Il me semble bon que tous les êtres que nous avons pu approcher, il est bon que ces êtres restent un mystère, y compris après leur décès, et même si nous avons ce sentiment très fort d'avoir eu une véritable relation Mère Fils par exemple.
Caroline, avec qui je peux échanger en totale liberté et qui a pu observer bien des choses et qui a interagi avec sa grand-mère a sa vision. Toutes nos visions peuvent ainsi se compléter.
Il existe une mère que je ne copnnais guère et qu'il convient que je resitue dans une époque, qui est l'époque de l'occupation : entre le mois de juin 1940 et le mois d'août 1944, Mère était avec sa propre mère, mémée, dans ce petit appartùmenet du 47 boulevard de Grenelle.
Ces 4 années me passionnent, au sens où la deuxième guerre mondiale a eu des répercussions inouies dans l'histoire de l'humanité.
Je n'ai pu avoir une vision sur mère que dans la période qui se situe au delà des années 1960.

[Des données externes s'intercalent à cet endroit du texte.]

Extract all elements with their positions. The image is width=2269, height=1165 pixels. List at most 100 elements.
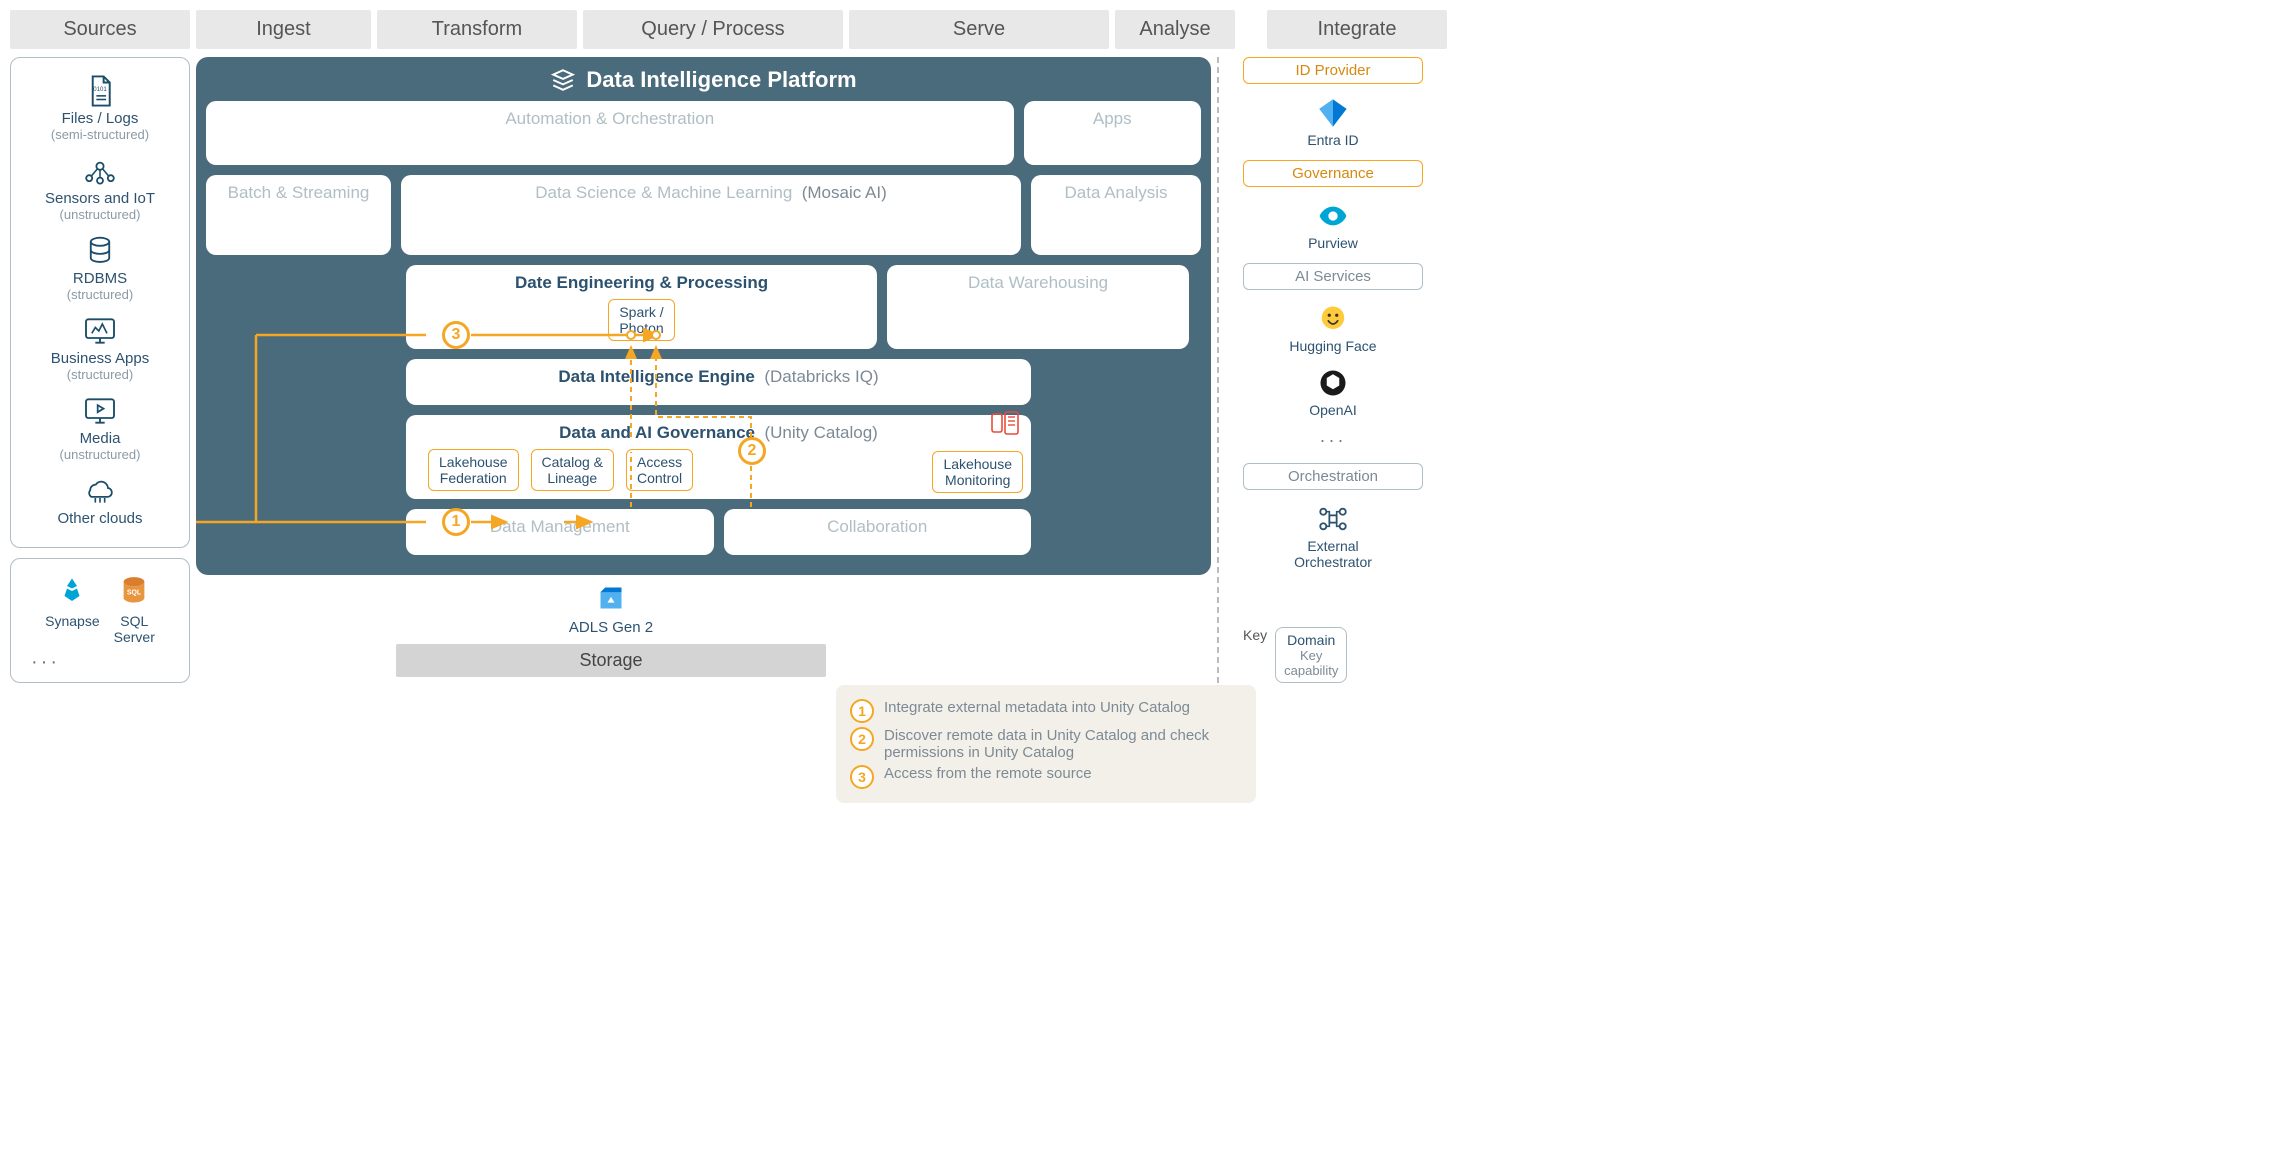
federation-box: Synapse SQL SQL Server ··· bbox=[10, 558, 190, 683]
integrate-item: OpenAI bbox=[1243, 366, 1423, 418]
int-dots: ··· bbox=[1243, 430, 1423, 451]
vertical-separator bbox=[1217, 57, 1237, 683]
fed-sql-label: SQL Server bbox=[114, 613, 155, 645]
synapse-icon bbox=[45, 573, 99, 609]
box-collab: Collaboration bbox=[724, 509, 1032, 555]
platform-container: Data Intelligence Platform Automation & … bbox=[196, 57, 1211, 575]
cloud-icon bbox=[15, 474, 185, 508]
dep-title: Date Engineering & Processing bbox=[416, 273, 867, 293]
iot-icon bbox=[15, 154, 185, 188]
app-icon bbox=[15, 314, 185, 348]
platform-title-text: Data Intelligence Platform bbox=[586, 67, 856, 93]
col-spacer bbox=[1241, 10, 1261, 49]
fed-dots: ··· bbox=[15, 651, 185, 674]
source-sub: (structured) bbox=[15, 367, 185, 382]
col-integrate: Integrate bbox=[1267, 10, 1447, 49]
source-file: 0101 Files / Logs (semi-structured) bbox=[15, 74, 185, 142]
gov-chip-0: Lakehouse Federation bbox=[428, 449, 519, 491]
source-cloud: Other clouds bbox=[15, 474, 185, 527]
flow-badge-1: 1 bbox=[442, 508, 470, 536]
flow-badge-3: 3 bbox=[442, 321, 470, 349]
source-name: Media bbox=[15, 430, 185, 447]
source-sub: (unstructured) bbox=[15, 207, 185, 222]
fed-synapse-label: Synapse bbox=[45, 613, 99, 629]
die-title: Data Intelligence Engine bbox=[558, 367, 755, 386]
storage-bar: Storage bbox=[396, 644, 826, 677]
legend-row-2: 2 Discover remote data in Unity Catalog a… bbox=[850, 727, 1242, 761]
platform-stack-icon bbox=[550, 67, 576, 93]
source-name: Business Apps bbox=[15, 350, 185, 367]
db-icon bbox=[15, 234, 185, 268]
box-analysis: Data Analysis bbox=[1031, 175, 1201, 255]
col-serve: Serve bbox=[849, 10, 1109, 49]
integrate-item: Hugging Face bbox=[1243, 302, 1423, 354]
dsml-text: Data Science & Machine Learning bbox=[535, 183, 792, 202]
source-name: Other clouds bbox=[15, 510, 185, 527]
col-analyse: Analyse bbox=[1115, 10, 1235, 49]
platform-title: Data Intelligence Platform bbox=[206, 67, 1201, 93]
legend-badge: 3 bbox=[850, 765, 874, 789]
box-dep: Date Engineering & Processing Spark / Ph… bbox=[406, 265, 877, 349]
int-icon bbox=[1243, 302, 1423, 336]
key-cap: Key capability bbox=[1284, 648, 1338, 678]
source-name: Sensors and IoT bbox=[15, 190, 185, 207]
flow-badge-2: 2 bbox=[738, 437, 766, 465]
source-media: Media (unstructured) bbox=[15, 394, 185, 462]
box-automation: Automation & Orchestration bbox=[206, 101, 1014, 165]
adls-icon bbox=[396, 585, 826, 615]
int-label: OpenAI bbox=[1243, 402, 1423, 418]
chip-spark: Spark / Photon bbox=[608, 299, 674, 341]
box-apps: Apps bbox=[1024, 101, 1202, 165]
integrate-pill: Governance bbox=[1243, 160, 1423, 187]
key-label: Key bbox=[1243, 627, 1267, 643]
body-grid: ETL Federation 0101 Files / Logs (semi-s… bbox=[10, 57, 2259, 683]
left-column: ETL Federation 0101 Files / Logs (semi-s… bbox=[10, 57, 190, 683]
sql-icon: SQL bbox=[114, 573, 155, 609]
gov-chip-2: Access Control bbox=[626, 449, 693, 491]
source-name: RDBMS bbox=[15, 270, 185, 287]
media-icon bbox=[15, 394, 185, 428]
adls-label: ADLS Gen 2 bbox=[396, 619, 826, 636]
int-icon bbox=[1243, 502, 1423, 536]
source-app: Business Apps (structured) bbox=[15, 314, 185, 382]
integrate-pill: ID Provider bbox=[1243, 57, 1423, 84]
source-sub: (structured) bbox=[15, 287, 185, 302]
col-ingest: Ingest bbox=[196, 10, 371, 49]
fed-sql: SQL SQL Server bbox=[114, 573, 155, 645]
chip-lakehouse-monitoring: Lakehouse Monitoring bbox=[932, 451, 1023, 493]
integrate-item: Entra ID bbox=[1243, 96, 1423, 148]
key-box: Domain Key capability bbox=[1275, 627, 1347, 683]
svg-text:0101: 0101 bbox=[93, 87, 107, 93]
svg-text:SQL: SQL bbox=[127, 589, 141, 596]
col-sources: Sources bbox=[10, 10, 190, 49]
legend-text: Access from the remote source bbox=[884, 765, 1092, 782]
architecture-diagram: Sources Ingest Transform Query / Process… bbox=[10, 10, 2259, 683]
sources-box: 0101 Files / Logs (semi-structured) Sens… bbox=[10, 57, 190, 548]
legend-row-1: 1 Integrate external metadata into Unity … bbox=[850, 699, 1242, 723]
box-dsml: Data Science & Machine Learning (Mosaic … bbox=[401, 175, 1021, 255]
box-batch: Batch & Streaming bbox=[206, 175, 391, 255]
column-headers: Sources Ingest Transform Query / Process… bbox=[10, 10, 2259, 49]
integrate-pill: AI Services bbox=[1243, 263, 1423, 290]
source-sub: (semi-structured) bbox=[15, 127, 185, 142]
int-icon bbox=[1243, 199, 1423, 233]
integrate-column: ID Provider Entra ID Governance Purview AI S… bbox=[1243, 57, 1423, 683]
legend-badge: 1 bbox=[850, 699, 874, 723]
legend-row-3: 3 Access from the remote source bbox=[850, 765, 1242, 789]
int-label: Purview bbox=[1243, 235, 1423, 251]
legend-text: Discover remote data in Unity Catalog an… bbox=[884, 727, 1242, 761]
box-governance: Data and AI Governance (Unity Catalog) L… bbox=[406, 415, 1031, 499]
int-icon bbox=[1243, 96, 1423, 130]
dsml-paren: (Mosaic AI) bbox=[802, 183, 887, 202]
legend-badge: 2 bbox=[850, 727, 874, 751]
gov-title: Data and AI Governance bbox=[559, 423, 755, 442]
integrate-item: Purview bbox=[1243, 199, 1423, 251]
col-transform: Transform bbox=[377, 10, 577, 49]
report-icon bbox=[991, 411, 1019, 440]
integrate-pill: Orchestration bbox=[1243, 463, 1423, 490]
legend-text: Integrate external metadata into Unity C… bbox=[884, 699, 1190, 716]
key-legend: Key Domain Key capability bbox=[1243, 627, 1423, 683]
integrate-item: External Orchestrator bbox=[1243, 502, 1423, 570]
source-name: Files / Logs bbox=[15, 110, 185, 127]
box-die: Data Intelligence Engine (Databricks IQ) bbox=[406, 359, 1031, 405]
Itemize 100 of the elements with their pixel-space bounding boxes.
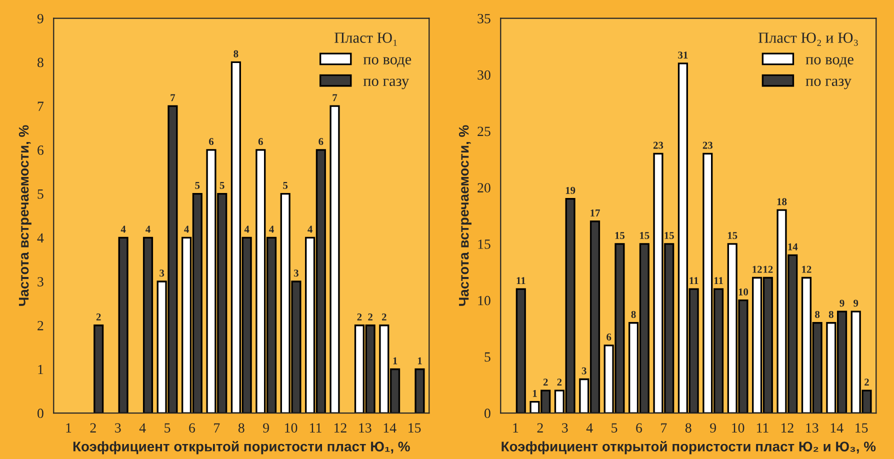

Il y a deux jours, je lisais un livre sur des écrivains de droite, que j'ai trouvé à la bibliothèque de Marolles.
Paul Morand, ambassadeur de la France à Londres, se dépêche, le 19 juin 1940, de rejoindre le gouvernement légal Français.
Il fait faux bond à un général rebelle, qui est ensuite condamné à mort par le gouvernement légal de Vichy. Et Mère était du côté du maréchal Pétain, par opposition au général Marchal,qui était viscéralement gaulliste.
ET Mère a sauvé la vie de juifs, au risque de perdre la sienne.